Recognized for its community-based banking strategy in small North Carolina and Virginia towns, the Raleigh banking company is building a different brand in Georgia.
In April, $8.6 billion-asset First Citizens opened Atlantic States Bank, a federal thrift, in the Atlanta suburb of Norcross. It is the first deposit-taking subsidiary in the banking company's 99-year history not to bear the First Citizens name. (A couple of recently acquired banks in West Virginia in the process of adopting it.)
The Georgia thrift has grown to $35 million of assets and taken in $20 million of deposits. It is building 11 branches throughout Atlanta's northern suburbs and has signed a contract to put nine additional branches in Winn-Dixie supermarkets.
Though officials acknowledged that the start-up's rapid growth flowed at least in part from the resources of its wealthy parent, Atlantic States would rather not be associated too literally with First Citizens.
"We really want this to be an autonomous local community bank, not something viewed as another large bank coming into Georgia," said James F. Pope, Atlantic States' president.
NationsBank Corp., First Union Corp., and Wachovia Corp. are all from North Carolina and have come to cast a giant shadow over the Georgia banking landscape, primarily through acquisitions.
Atlantic States uses First Citizens' back office and taps into its advertising and marketing expertise. The parent company has also given it $15 million of capital and more than $10 million to pay for expansion- related construction.
But as far as customers are concerned, Atlantic States is Atlanta born and bred.
"When a lot of larger out-of-state banks came in and acquired community banks, the service tended to diminish," said Mr. Pope. "We want to really focus on good quality customer service, and we don't want to bring another North Carolina name here."
First Citizens' move comes at a time when many other regional banking companies are bent on building their brand identities through extensive and expensive advertising campaigns.
First Citizens is turning that idea on its head. And observers said the strategy may work.

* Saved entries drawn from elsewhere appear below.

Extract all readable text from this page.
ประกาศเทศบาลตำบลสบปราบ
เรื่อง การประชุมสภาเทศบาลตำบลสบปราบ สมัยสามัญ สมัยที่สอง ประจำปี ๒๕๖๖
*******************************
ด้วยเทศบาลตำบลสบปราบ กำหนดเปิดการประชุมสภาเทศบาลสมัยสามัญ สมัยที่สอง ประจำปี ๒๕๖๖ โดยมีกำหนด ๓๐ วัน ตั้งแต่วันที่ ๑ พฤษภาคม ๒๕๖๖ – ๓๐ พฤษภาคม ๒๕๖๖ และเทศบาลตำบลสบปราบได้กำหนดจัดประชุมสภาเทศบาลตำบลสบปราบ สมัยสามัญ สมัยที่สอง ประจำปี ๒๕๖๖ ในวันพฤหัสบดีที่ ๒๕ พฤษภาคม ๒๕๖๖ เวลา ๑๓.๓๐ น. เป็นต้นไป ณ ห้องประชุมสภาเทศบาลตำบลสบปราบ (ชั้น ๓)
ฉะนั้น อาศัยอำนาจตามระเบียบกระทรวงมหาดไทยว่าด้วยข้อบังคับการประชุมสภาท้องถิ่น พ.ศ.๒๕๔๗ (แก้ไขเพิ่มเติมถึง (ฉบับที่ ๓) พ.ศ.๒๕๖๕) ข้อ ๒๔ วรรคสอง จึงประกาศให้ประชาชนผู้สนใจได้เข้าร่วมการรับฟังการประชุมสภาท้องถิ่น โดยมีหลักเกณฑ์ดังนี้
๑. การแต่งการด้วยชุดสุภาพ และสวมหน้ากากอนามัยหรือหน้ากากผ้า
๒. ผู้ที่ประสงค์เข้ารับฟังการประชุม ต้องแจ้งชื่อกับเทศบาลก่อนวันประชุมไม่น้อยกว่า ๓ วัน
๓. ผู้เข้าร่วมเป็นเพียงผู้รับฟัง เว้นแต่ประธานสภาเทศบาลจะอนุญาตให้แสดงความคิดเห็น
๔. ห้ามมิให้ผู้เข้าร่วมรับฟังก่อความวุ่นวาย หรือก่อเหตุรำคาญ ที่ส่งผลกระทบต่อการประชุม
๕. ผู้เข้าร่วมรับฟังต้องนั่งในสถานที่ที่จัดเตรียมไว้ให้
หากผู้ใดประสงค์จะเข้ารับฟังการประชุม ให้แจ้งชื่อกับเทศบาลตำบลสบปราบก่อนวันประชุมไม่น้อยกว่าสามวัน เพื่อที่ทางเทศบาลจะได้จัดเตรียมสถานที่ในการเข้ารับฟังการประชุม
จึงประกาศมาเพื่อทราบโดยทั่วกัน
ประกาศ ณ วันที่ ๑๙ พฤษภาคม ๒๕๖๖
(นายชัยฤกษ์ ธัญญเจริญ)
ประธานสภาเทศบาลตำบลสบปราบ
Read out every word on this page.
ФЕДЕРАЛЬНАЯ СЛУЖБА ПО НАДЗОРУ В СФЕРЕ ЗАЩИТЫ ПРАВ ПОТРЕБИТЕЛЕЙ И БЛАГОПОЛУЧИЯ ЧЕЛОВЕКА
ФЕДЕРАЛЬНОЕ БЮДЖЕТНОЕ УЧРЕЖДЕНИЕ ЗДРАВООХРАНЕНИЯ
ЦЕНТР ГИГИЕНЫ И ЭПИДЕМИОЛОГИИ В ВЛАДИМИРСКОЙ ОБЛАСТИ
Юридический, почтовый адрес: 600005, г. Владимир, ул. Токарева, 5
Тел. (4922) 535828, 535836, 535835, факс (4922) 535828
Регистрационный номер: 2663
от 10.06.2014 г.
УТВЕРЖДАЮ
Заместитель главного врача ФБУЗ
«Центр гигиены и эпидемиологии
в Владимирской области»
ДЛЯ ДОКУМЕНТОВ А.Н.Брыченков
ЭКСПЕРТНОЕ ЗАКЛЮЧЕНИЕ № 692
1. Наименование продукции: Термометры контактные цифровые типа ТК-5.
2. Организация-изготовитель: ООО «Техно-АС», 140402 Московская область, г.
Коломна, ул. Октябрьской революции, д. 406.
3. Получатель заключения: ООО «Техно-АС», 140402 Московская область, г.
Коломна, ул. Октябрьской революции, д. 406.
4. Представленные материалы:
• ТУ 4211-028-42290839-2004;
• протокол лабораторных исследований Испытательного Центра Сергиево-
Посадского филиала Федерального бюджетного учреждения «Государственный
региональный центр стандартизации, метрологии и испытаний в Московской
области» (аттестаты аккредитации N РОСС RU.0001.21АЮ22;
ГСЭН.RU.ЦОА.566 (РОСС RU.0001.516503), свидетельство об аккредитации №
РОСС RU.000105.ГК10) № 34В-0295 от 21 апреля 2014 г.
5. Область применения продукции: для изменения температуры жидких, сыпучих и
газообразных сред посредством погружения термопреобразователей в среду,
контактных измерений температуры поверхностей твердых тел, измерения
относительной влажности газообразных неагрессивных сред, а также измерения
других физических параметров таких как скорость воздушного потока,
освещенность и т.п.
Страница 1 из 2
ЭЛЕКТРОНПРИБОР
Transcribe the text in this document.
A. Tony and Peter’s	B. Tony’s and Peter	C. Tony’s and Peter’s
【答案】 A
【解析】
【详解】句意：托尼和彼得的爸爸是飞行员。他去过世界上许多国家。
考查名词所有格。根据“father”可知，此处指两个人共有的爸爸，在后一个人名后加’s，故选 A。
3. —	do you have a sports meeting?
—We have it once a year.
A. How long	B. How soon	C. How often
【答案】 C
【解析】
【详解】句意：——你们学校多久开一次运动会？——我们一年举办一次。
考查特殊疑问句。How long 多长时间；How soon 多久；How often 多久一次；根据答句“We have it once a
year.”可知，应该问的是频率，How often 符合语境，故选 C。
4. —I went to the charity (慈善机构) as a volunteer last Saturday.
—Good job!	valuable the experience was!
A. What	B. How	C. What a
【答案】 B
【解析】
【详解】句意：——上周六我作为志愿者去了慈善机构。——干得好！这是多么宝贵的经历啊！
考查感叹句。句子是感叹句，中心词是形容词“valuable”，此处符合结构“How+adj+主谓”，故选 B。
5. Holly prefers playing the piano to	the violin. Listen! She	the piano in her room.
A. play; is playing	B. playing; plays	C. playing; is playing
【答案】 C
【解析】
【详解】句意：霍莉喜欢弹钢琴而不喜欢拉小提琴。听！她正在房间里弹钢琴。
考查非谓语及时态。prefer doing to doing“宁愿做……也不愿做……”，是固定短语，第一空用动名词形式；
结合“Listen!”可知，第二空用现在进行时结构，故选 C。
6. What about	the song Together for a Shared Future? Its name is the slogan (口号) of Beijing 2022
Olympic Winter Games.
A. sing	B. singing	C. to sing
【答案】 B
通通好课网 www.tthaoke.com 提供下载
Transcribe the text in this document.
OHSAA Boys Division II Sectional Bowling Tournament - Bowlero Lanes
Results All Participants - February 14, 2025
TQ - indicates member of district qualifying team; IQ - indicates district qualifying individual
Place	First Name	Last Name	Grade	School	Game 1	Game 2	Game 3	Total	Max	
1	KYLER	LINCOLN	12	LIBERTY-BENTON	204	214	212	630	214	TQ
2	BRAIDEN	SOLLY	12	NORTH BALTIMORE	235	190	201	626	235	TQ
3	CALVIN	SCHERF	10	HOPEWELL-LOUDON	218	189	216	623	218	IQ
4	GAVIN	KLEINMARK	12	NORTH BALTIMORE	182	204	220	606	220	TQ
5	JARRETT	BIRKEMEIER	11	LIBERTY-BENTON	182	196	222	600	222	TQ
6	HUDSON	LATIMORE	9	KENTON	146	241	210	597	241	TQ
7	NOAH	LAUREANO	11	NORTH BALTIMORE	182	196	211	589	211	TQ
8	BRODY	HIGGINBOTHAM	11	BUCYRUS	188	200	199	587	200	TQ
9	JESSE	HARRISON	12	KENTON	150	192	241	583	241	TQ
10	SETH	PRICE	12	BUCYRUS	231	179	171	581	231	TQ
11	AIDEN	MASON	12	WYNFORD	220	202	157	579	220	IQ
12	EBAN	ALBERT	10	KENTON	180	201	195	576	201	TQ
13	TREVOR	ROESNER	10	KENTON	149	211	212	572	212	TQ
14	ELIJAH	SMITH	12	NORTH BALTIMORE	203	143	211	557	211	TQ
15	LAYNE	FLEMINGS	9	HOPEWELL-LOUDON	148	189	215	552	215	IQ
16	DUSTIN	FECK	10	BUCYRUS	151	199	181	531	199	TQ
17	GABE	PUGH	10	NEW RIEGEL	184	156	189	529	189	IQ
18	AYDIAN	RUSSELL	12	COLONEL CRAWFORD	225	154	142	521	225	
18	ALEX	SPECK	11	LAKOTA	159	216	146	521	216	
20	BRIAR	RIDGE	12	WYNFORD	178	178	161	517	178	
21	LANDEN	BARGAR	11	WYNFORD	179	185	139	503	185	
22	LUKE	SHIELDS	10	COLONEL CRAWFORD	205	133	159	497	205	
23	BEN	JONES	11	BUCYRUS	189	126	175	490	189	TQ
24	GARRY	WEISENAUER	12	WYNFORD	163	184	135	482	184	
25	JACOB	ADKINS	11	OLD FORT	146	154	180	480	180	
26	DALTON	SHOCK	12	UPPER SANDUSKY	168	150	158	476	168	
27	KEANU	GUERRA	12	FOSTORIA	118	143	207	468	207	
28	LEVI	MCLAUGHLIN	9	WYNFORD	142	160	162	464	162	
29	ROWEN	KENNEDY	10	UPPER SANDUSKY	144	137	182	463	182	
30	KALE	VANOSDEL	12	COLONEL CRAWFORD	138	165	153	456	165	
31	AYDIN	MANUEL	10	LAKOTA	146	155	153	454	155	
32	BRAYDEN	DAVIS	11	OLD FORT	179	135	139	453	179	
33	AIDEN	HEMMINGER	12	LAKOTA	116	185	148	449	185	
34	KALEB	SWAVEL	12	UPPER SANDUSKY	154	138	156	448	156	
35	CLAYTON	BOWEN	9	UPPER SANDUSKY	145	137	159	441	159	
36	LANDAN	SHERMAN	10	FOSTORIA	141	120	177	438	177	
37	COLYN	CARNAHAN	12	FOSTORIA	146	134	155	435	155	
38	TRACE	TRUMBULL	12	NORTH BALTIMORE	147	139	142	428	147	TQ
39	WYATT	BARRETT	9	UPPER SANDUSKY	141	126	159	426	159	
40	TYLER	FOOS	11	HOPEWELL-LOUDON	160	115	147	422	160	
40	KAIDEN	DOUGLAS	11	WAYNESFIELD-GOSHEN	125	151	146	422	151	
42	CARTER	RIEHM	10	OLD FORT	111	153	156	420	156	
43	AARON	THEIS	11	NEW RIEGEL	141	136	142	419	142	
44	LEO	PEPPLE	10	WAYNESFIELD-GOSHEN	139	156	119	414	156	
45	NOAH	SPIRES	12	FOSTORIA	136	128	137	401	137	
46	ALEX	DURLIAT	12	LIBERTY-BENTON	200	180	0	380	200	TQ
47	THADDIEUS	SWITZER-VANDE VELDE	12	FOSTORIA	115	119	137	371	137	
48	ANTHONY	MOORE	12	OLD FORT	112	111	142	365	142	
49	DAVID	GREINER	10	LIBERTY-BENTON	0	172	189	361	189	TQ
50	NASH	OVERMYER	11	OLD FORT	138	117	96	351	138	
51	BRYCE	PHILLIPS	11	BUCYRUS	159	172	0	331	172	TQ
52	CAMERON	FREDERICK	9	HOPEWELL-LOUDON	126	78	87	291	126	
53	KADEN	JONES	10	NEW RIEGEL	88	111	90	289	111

"They've taken a unique approach," said J. Joseph Brannen, president of the Georgia Bankers Association. "With the number of offices they are opening and their aggressive growth plan-nobody else has done anything like that here."
Indeed, First Citizens is not a company given to following the herd. Because it has fewer outside investors than most of its rivals, and therefore fewer analysts following its performance, the company seems to almost take pride in its iconoclastic ways.
"They're about the only bank I know that is happy with a 9% or 10% return," said John J. Mason, an analyst with Interstate/Johnson Lane in Atlanta. Last year its return on equity was 11.35%, its return on assets 0.85%.
Still, the company has shown consistent growth, moving from $5.4 billion of assets in 1992 to more than $8 billion in this year's first quarter. Net income grew 15% in 1996, to $65.5 million, the best annual performance in the corporation's history. It earned $16.6 million in the first quarter, down 1.3%.